Wednesday, July 18, 2007

Poll casts perspective on how weak GOP primary field really is

As if we've not had enough confirmation of the fundamental weakness of the Republican field:

Today AP-Ipsos released a poll of the top four candidates in the GOP field (Rudy Giuliani, yet unannounced candidate Fred Thompson, John McCain and Mitt Romney,) and 'none of the above' beat all the candidates.

Yes, it's true. That option got 23% (and I doubt if it's because they all wanted to pick Duncan Hunter), while Giuliani (whose own consistent decline in polls over the past two months has only not been noticed because McCain has been falling faster) got 21%, with Thompson at 19%, McCain at 15% and Romney at 11%.

In contrast, even with some Democrats still holding out hope for Al Gore, most Democrats have expressed satisfaction with the candidates running (and if a poll sampled just Hillary Clinton, Barack Obama, John Edwards and Bill Richardson, the top four Democrats, we'd already have more total support according to all recent polls than would be needed to ensure that 'none of the above' didn't do very well at all.)

Put it this way-- another measure of how weak the Republican field is, is that John McCain is still polling at a level that puts him in the thick of the race. Most national Republicans (and even a lot of them right here in Arizona) don't like John McCain, don't trust John McCain and certainly don't support John McCain. Further, 'Mr. fiscal conservative' is coming off a terrible stretch of bad news, in which he pretty much destroyed his own campaign by assuming he would raise mammoth amounts of money ahd setting the spending curve so high that it is hard to imagine how anybody could be that broke after raising over $20 million more than fifteen months before the next Presidential election (and more than six months before the first primaries.) In any normal year, with decent GOP candidates, a candidate who had the high negatives of McCain who then proved himself so incompetent at running his own campaign would be long gone, or at least relegated to the 2% or below level (and yes, the candidate is responsible for his campaign if nothing else-- otherwise how could you expect him to handle being responsible for the whole country?) But he is there anyway because what other options are there?

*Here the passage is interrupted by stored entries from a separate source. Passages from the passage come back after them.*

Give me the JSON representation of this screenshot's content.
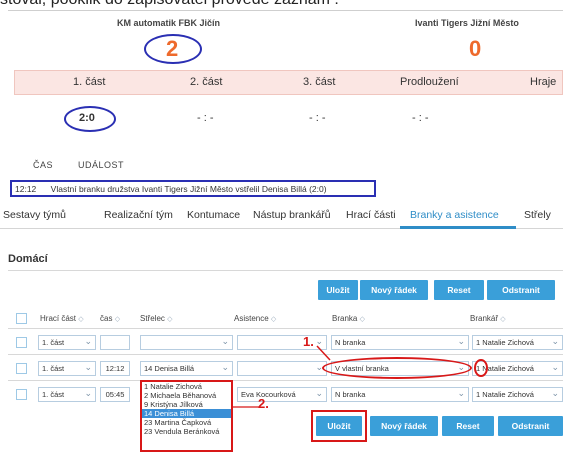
{
  "top_caption": "stoval, pooklik do zapisovatel provede záznam :",
  "match": {
    "home_team": "KM automatik FBK Jičín",
    "away_team": "Ivanti Tigers Jižní Město",
    "home_score": "2",
    "away_score": "0"
  },
  "periods": {
    "labels": [
      "1. část",
      "2. část",
      "3. část",
      "Prodloužení",
      "Hraje"
    ],
    "scores": [
      "2:0",
      "- : -",
      "- : -",
      "- : -"
    ]
  },
  "events_header": {
    "time": "ČAS",
    "event": "UDÁLOST"
  },
  "event_row": {
    "time": "12:12",
    "text": "Vlastní branku družstva Ivanti Tigers Jižní Město vstřelil Denisa Billá (2:0)"
  },
  "tabs": [
    "Sestavy týmů",
    "Realizační tým",
    "Kontumace",
    "Nástup brankářů",
    "Hrací části",
    "Branky a asistence",
    "Střely"
  ],
  "active_tab": "Branky a asistence",
  "section_title": "Domácí",
  "toolbar": {
    "save": "Uložit",
    "new_row": "Nový řádek",
    "reset": "Reset",
    "delete": "Odstranit"
  },
  "columns": {
    "period": "Hrací část",
    "time": "čas",
    "shooter": "Střelec",
    "assist": "Asistence",
    "goal": "Branka",
    "goalie": "Brankář"
  },
  "rows": [
    {
      "period": "1. část",
      "time": "",
      "shooter": "",
      "assist": "",
      "goal": "N branka",
      "goalie": "1 Natalie Zichová"
    },
    {
      "period": "1. část",
      "time": "12:12",
      "shooter": "14 Denisa Billá",
      "assist": "",
      "goal": "V vlastní branka",
      "goalie": "1 Natalie Zichová"
    },
    {
      "period": "1. část",
      "time": "05:45",
      "shooter": "",
      "assist": "Eva Kocourková",
      "goal": "N branka",
      "goalie": "1 Natalie Zichová"
    }
  ],
  "shooter_options": [
    "1 Natalie Zichová",
    "2 Michaela Běhanová",
    "9 Kristýna Jílková",
    "14 Denisa Billá",
    "23 Martina Čapková",
    "23 Vendula Beránková"
  ],
  "highlighted_option": "14 Denisa Billá",
  "annotations": {
    "step1": "1.",
    "step2": "2."
  },
  "colors": {
    "accent": "#3a9fd9",
    "score": "#ee6a2c",
    "annotation_red": "#d81818",
    "annotation_blue": "#2a2fb3",
    "period_bg": "#fbe6e3"
  }
}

Giuliani, as I mentioned has been slowly losing air. His campaign has not fallen as fast as McCain's, and he has raised more money than any Republican (Thompson does not have to report contributions since he still officially only has an exploratory committee) but since he grabbed the lead from McCain earlier this year, it seems like a lot of his supporters have been giving having second thoughts and have moved away from him in the polls. Maybe it's the nasty divorce he had while in the middle of an affair that has caused his kids to stop speaking to him, maybe it's his position on abortion, maybe it's the fact that other than working for a Houston based law firm that helps out Big Oil he's done little since leaving the mayor's office, maybe it's his flip-flop on gun laws, maybe it's a concern among GOP primary voters that if his successor as mayor, Michael Bloomberg runs as an independent he could all but destroy Rudy's candidacy by picking off many of his core voters, but whatever it is, the 'magic' that Rudy seemed to have, has quite clearly rubbed off with Republican voters.

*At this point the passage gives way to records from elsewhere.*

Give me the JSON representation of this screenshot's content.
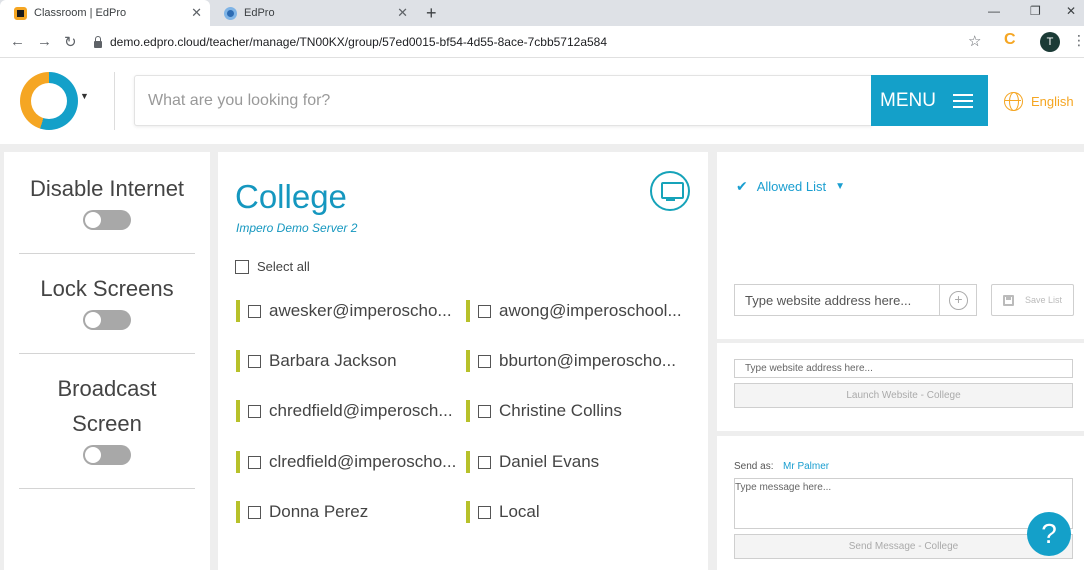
{
  "browser": {
    "tabs": [
      {
        "title": "Classroom | EdPro",
        "icon": "edpro-favicon"
      },
      {
        "title": "EdPro",
        "icon": "chrome-favicon"
      }
    ],
    "url": "demo.edpro.cloud/teacher/manage/TN00KX/group/57ed0015-bf54-4d55-8ace-7cbb5712a584",
    "profile_initial": "T",
    "extension_letter": "C"
  },
  "header": {
    "search_placeholder": "What are you looking for?",
    "menu_label": "MENU",
    "language": "English",
    "accent_color": "#14a0c9",
    "brand_orange": "#f5a623"
  },
  "controls": [
    {
      "label": "Disable Internet",
      "state": "off"
    },
    {
      "label": "Lock Screens",
      "state": "off"
    },
    {
      "label": "Broadcast Screen",
      "label_line1": "Broadcast",
      "label_line2": "Screen",
      "state": "off"
    }
  ],
  "group": {
    "title": "College",
    "server": "Impero Demo Server 2",
    "select_all_label": "Select all",
    "students_left": [
      "awesker@imperoscho...",
      "Barbara Jackson",
      "chredfield@imperosch...",
      "clredfield@imperoscho...",
      "Donna Perez"
    ],
    "students_right": [
      "awong@imperoschool...",
      "bburton@imperoscho...",
      "Christine Collins",
      "Daniel Evans",
      "Local"
    ]
  },
  "allowed_list": {
    "label": "Allowed List",
    "input_placeholder": "Type website address here...",
    "save_label": "Save List"
  },
  "launch": {
    "input_placeholder": "Type website address here...",
    "button_label": "Launch Website - College"
  },
  "message": {
    "send_as_label": "Send as:",
    "sender": "Mr Palmer",
    "placeholder": "Type message here...",
    "button_label": "Send Message - College"
  },
  "help_label": "?"
}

Thompson keeps getting compared to Reagan. Yeah, he's a conservative and an actor. But he obviously doesn't have Reagan's charm with Republican voters, since he still can't beat 'none of the above,' and even evangelicals-- who Thompson was courting-- have not really committed to a candidate. And the truth is, Thompson has spent most of the past few years as a lobbyist on capitol hill. Many Americans believe that lobbyists are precisely at the root of what has gone wrong with Washington, and to elect one of them President would be handing the keys to the henhouse to the fox.

Romney has gone up consistently, but he is behind the other three and also hasn't made many inroads with evangelicals who are probably as important in GOP primaries as, say, African-American voters are in Democratic primaries.

And the irony is that you'd think it would be easier for these guys to convince Republicans. After all, there are fewer of them since about one in eight Republicans has left the party in the past three years.

But obviously those left are still having a tough time figuring out who to support.